The LCP correlation (LCP-corr) is the Pearson correlation co-efficient between the variables CN and LCL defined by \(LCP-corr=\frac{cov(CN,LCL)}{{{\rm{\sigma }}}_{CN}{{\rm{\sigma }}}_{LCL}}\) with CN > 1, where cov(CN, LCL) is the covariance between CN and LCL, σCN and σLCL are standard deviations of CN and LCL, respectively.

Distribution of energy in the network: Hamiltonian energy calculation

At each level of the network, certain level of energy is maintained that helps organise the network at that level. This is measured by using Hamiltonian Energy (HE) of the network at that level/state within the formalism of Constant Potts Model31,32. HE gives the energy distribution not only at the global level of a network, but also at modular level, which is in the self-organization of the system. HE of a network or module or sub-module can be calculated by,

$${{\boldsymbol{H}}}^{[{\boldsymbol{c}}]}=-\,{\sum }_{{\boldsymbol{c}}}[{{\boldsymbol{e}}}_{{\boldsymbol{c}}}-{\boldsymbol{\gamma }}{{\boldsymbol{n}}}_{{\boldsymbol{c}}\,}^{2}]$$
(11)

Where ec and nc are the number of edges and nodes in a community ‘c’ and γ is the resolution parameter acting as an edge density threshold which is set to be 0.5.

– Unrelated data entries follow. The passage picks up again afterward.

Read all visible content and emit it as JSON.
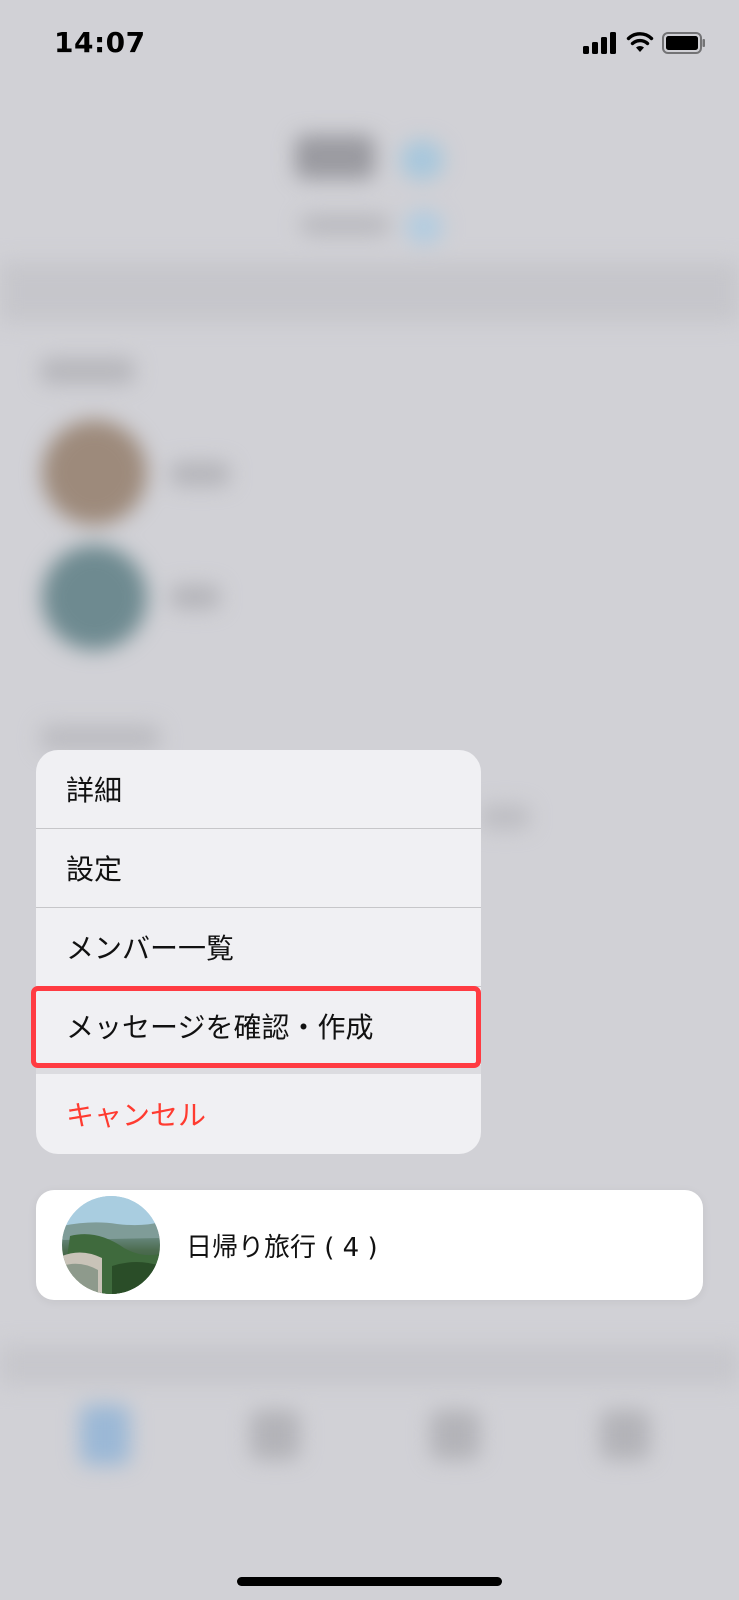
{
  "status_bar": {
    "time": "14:07"
  },
  "menu": {
    "items": [
      {
        "label": "詳細"
      },
      {
        "label": "設定"
      },
      {
        "label": "メンバー一覧"
      },
      {
        "label": "メッセージを確認・作成"
      }
    ],
    "cancel_label": "キャンセル"
  },
  "group_card": {
    "name": "日帰り旅行 ( 4 )",
    "avatar_icon": "group-photo-avatar"
  },
  "colors": {
    "overlay_background": "#d1d1d6",
    "cancel": "#ff3b30",
    "highlight_border": "#ff3b42"
  }
}
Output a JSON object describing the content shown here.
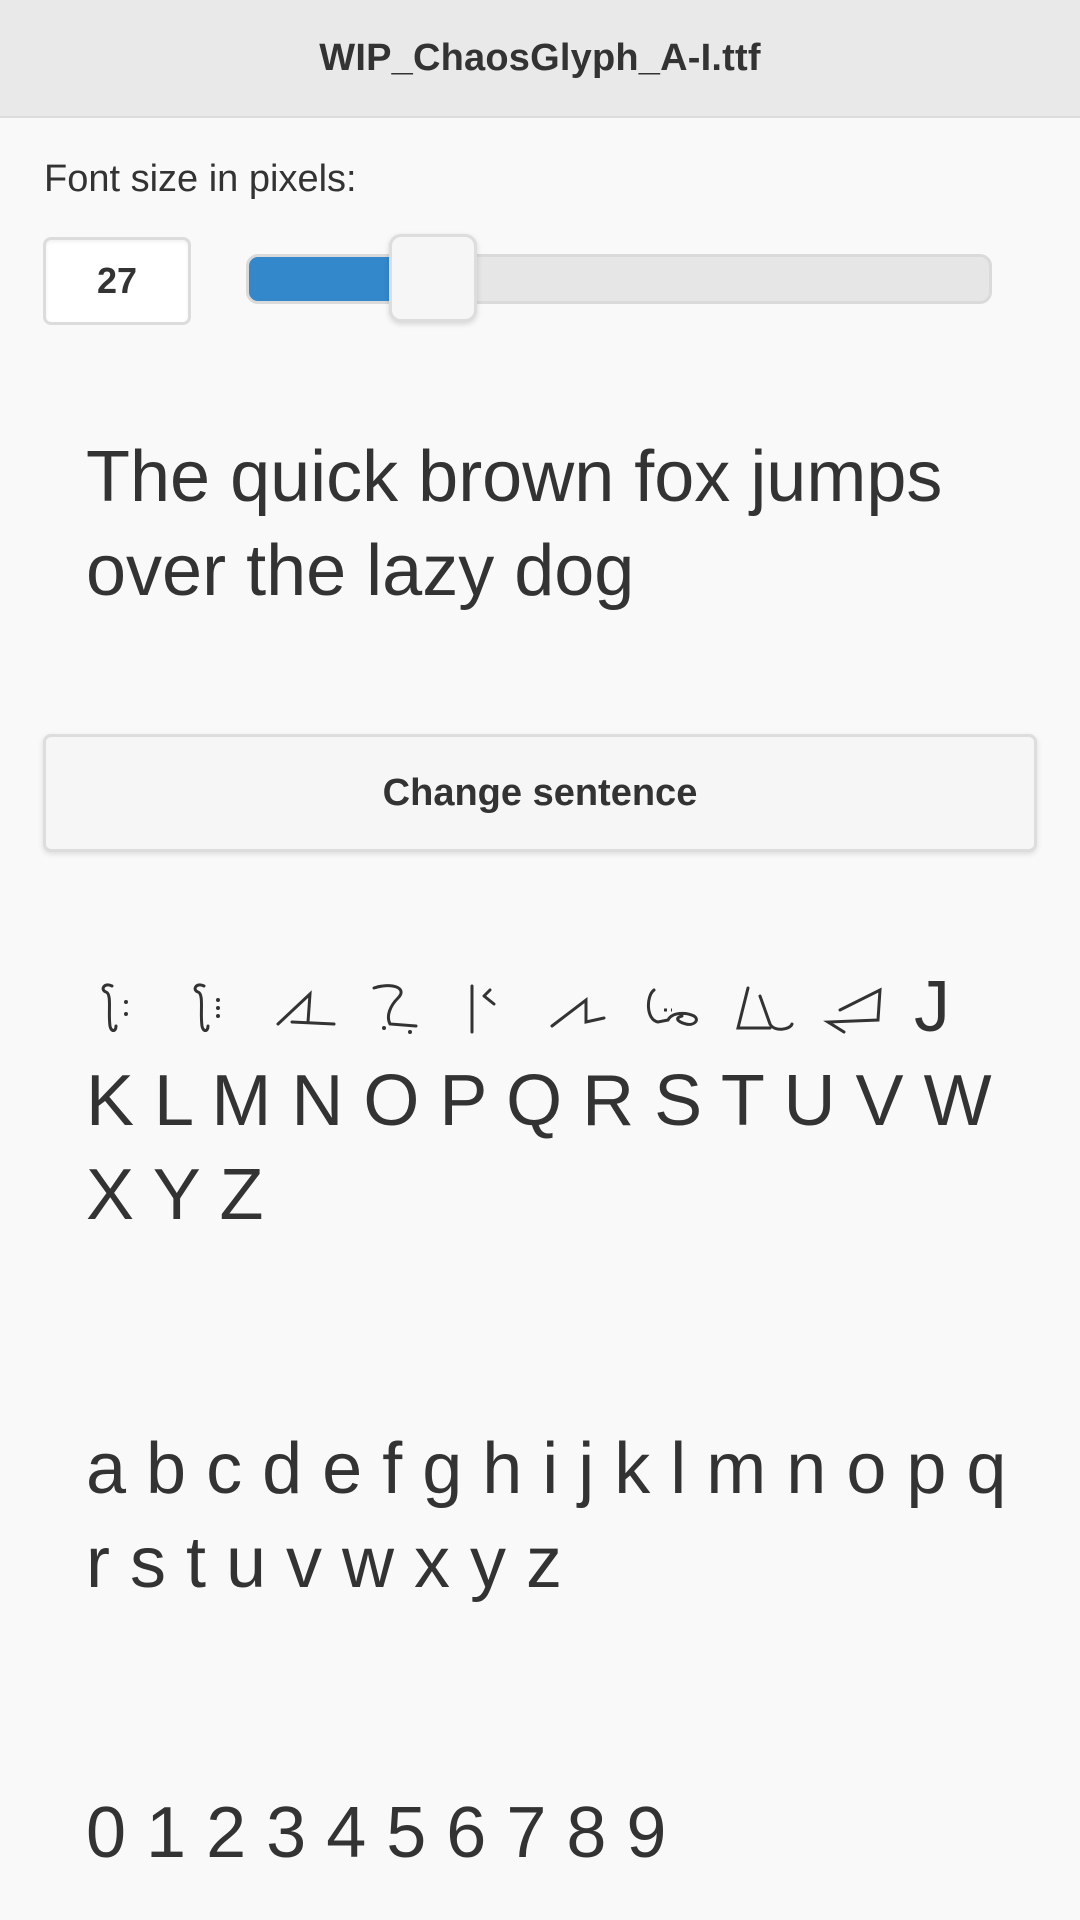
{
  "header": {
    "title": "WIP_ChaosGlyph_A-I.ttf"
  },
  "font_size": {
    "label": "Font size in pixels:",
    "value": "27",
    "slider_fraction": 0.25
  },
  "sample": {
    "text": "The quick brown fox jumps over the lazy dog",
    "change_button_label": "Change sentence"
  },
  "character_set": {
    "glyphs_a_to_i": [
      "A",
      "B",
      "C",
      "D",
      "E",
      "F",
      "G",
      "H",
      "I"
    ],
    "upper_j": "J",
    "uppercase_rest": "K L M N O P Q R S T U V W X Y Z",
    "lowercase": "a b c d e f g h i j k l m n o p q r s t u v w x y z",
    "digits": "0 1 2 3 4 5 6 7 8 9"
  },
  "colors": {
    "accent": "#3388cc",
    "header_bg": "#e9e9e9",
    "page_bg": "#f9f9f9",
    "text": "#333333"
  }
}
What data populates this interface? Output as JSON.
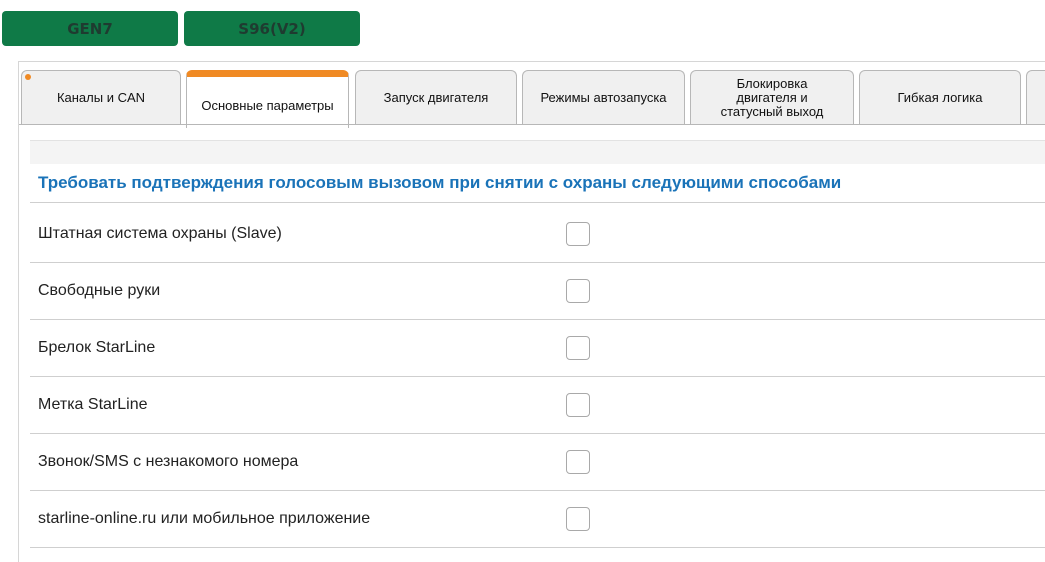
{
  "top_buttons": {
    "gen7": "GEN7",
    "s96": "S96(V2)"
  },
  "tabs": [
    {
      "label": "Каналы и CAN"
    },
    {
      "label": "Основные параметры"
    },
    {
      "label": "Запуск двигателя"
    },
    {
      "label": "Режимы автозапуска"
    },
    {
      "label": "Блокировка двигателя и статусный выход"
    },
    {
      "label": "Гибкая логика"
    }
  ],
  "section": {
    "title": "Требовать подтверждения голосовым вызовом при снятии с охраны следующими способами"
  },
  "rows": [
    {
      "label": "Штатная система охраны (Slave)",
      "checked": false
    },
    {
      "label": "Свободные руки",
      "checked": false
    },
    {
      "label": "Брелок StarLine",
      "checked": false
    },
    {
      "label": "Метка StarLine",
      "checked": false
    },
    {
      "label": "Звонок/SMS с незнакомого номера",
      "checked": false
    },
    {
      "label": "starline-online.ru или мобильное приложение",
      "checked": false
    }
  ],
  "colors": {
    "top_button_bg": "#0f7a47",
    "active_tab_accent": "#f08a24",
    "section_title": "#1a73b8"
  }
}
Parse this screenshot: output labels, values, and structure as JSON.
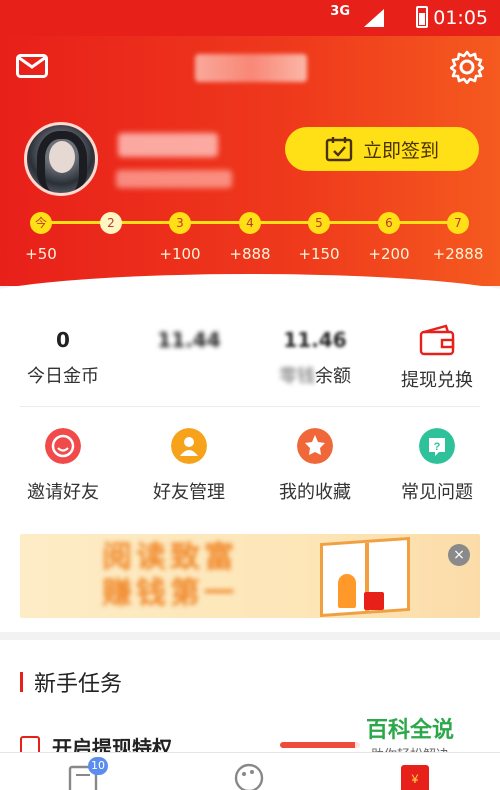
{
  "status_bar": {
    "network": "3G",
    "time": "01:05"
  },
  "header": {
    "title": "",
    "checkin_label": "立即签到",
    "days": [
      "今",
      "2",
      "3",
      "4",
      "5",
      "6",
      "7"
    ],
    "rewards": [
      "+50",
      "",
      "+100",
      "+888",
      "+150",
      "+200",
      "+2888"
    ]
  },
  "stats": [
    {
      "value": "0",
      "label": "今日金币",
      "blurred": false
    },
    {
      "value": "",
      "label": "",
      "blurred": true
    },
    {
      "value": "11.46",
      "label": "余额",
      "blurred": true
    },
    {
      "value": "",
      "label": "提现兑换",
      "icon": "wallet-icon"
    }
  ],
  "features": [
    {
      "label": "邀请好友",
      "icon": "smile-icon",
      "color": "#f04a4a"
    },
    {
      "label": "好友管理",
      "icon": "friend-icon",
      "color": "#f7a21b"
    },
    {
      "label": "我的收藏",
      "icon": "star-icon",
      "color": "#f0673a"
    },
    {
      "label": "常见问题",
      "icon": "question-icon",
      "color": "#2fc29a"
    }
  ],
  "banner": {
    "close_glyph": "×"
  },
  "tasks": {
    "section_title": "新手任务",
    "first_task": "开启提现特权"
  },
  "watermark": {
    "line1": "百科全说",
    "line2": "助你轻松解决"
  },
  "bottom_nav": {
    "badge_count": "10"
  },
  "colors": {
    "primary": "#e8201a",
    "accent_yellow": "#ffe017"
  }
}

Predicting essential interactions by integrating the Orthology with PPI

Study has shown that there is a positive correlation between essentialities (essential proteins) and topological properties (centralities) of the proteins in PPI networks. As a consequence, a series of centrality measures based on network topological features have been used for identifying essential proteins, such as Degree Centrality, Betweenness Centrality, Closeness Centrality and Eigenvector Centrality. The proteins in the TS network were ranked in terms of their centrality (top 30 in each centrality). Then the ranking scores of these proteins were used to judge whether a protein is essential. Further the interacting partners of the hub proteins that fall into this category were identified.

In view of the facts that essential proteins are more evolutionarily conserved than non-essential proteins and they frequently bind each other, the prediction of essential proteins was done by integrating the orthology with PPI networks. To measure the conservation of the selected interacting proteins, their orthologous proteins in four different species namely, Caenorhabditis elegans, Felis catus (domestic cat), Macaca mulatta (macaque monkey), and Homo sapien were investigated (lower to higher level organisms). Information on orthologous proteins is taken from Version 8 of the InParanoid database33 (an ortholog database) which contains a collection of pairwise comparisons between 100 whole genomes (99 eukaryotes and 1 prokaryote) constructed by the INPARANOID program. Further the network of C. elegans, cat, macaque monkey, and human were constructed considering these 8 essential interacting proteins as hub genes for the analysis of the conserved interactions from STRING Protein Database34. STRING quantitatively integrates interaction data for a large number of organisms, and transfers information between these organisms where applicable.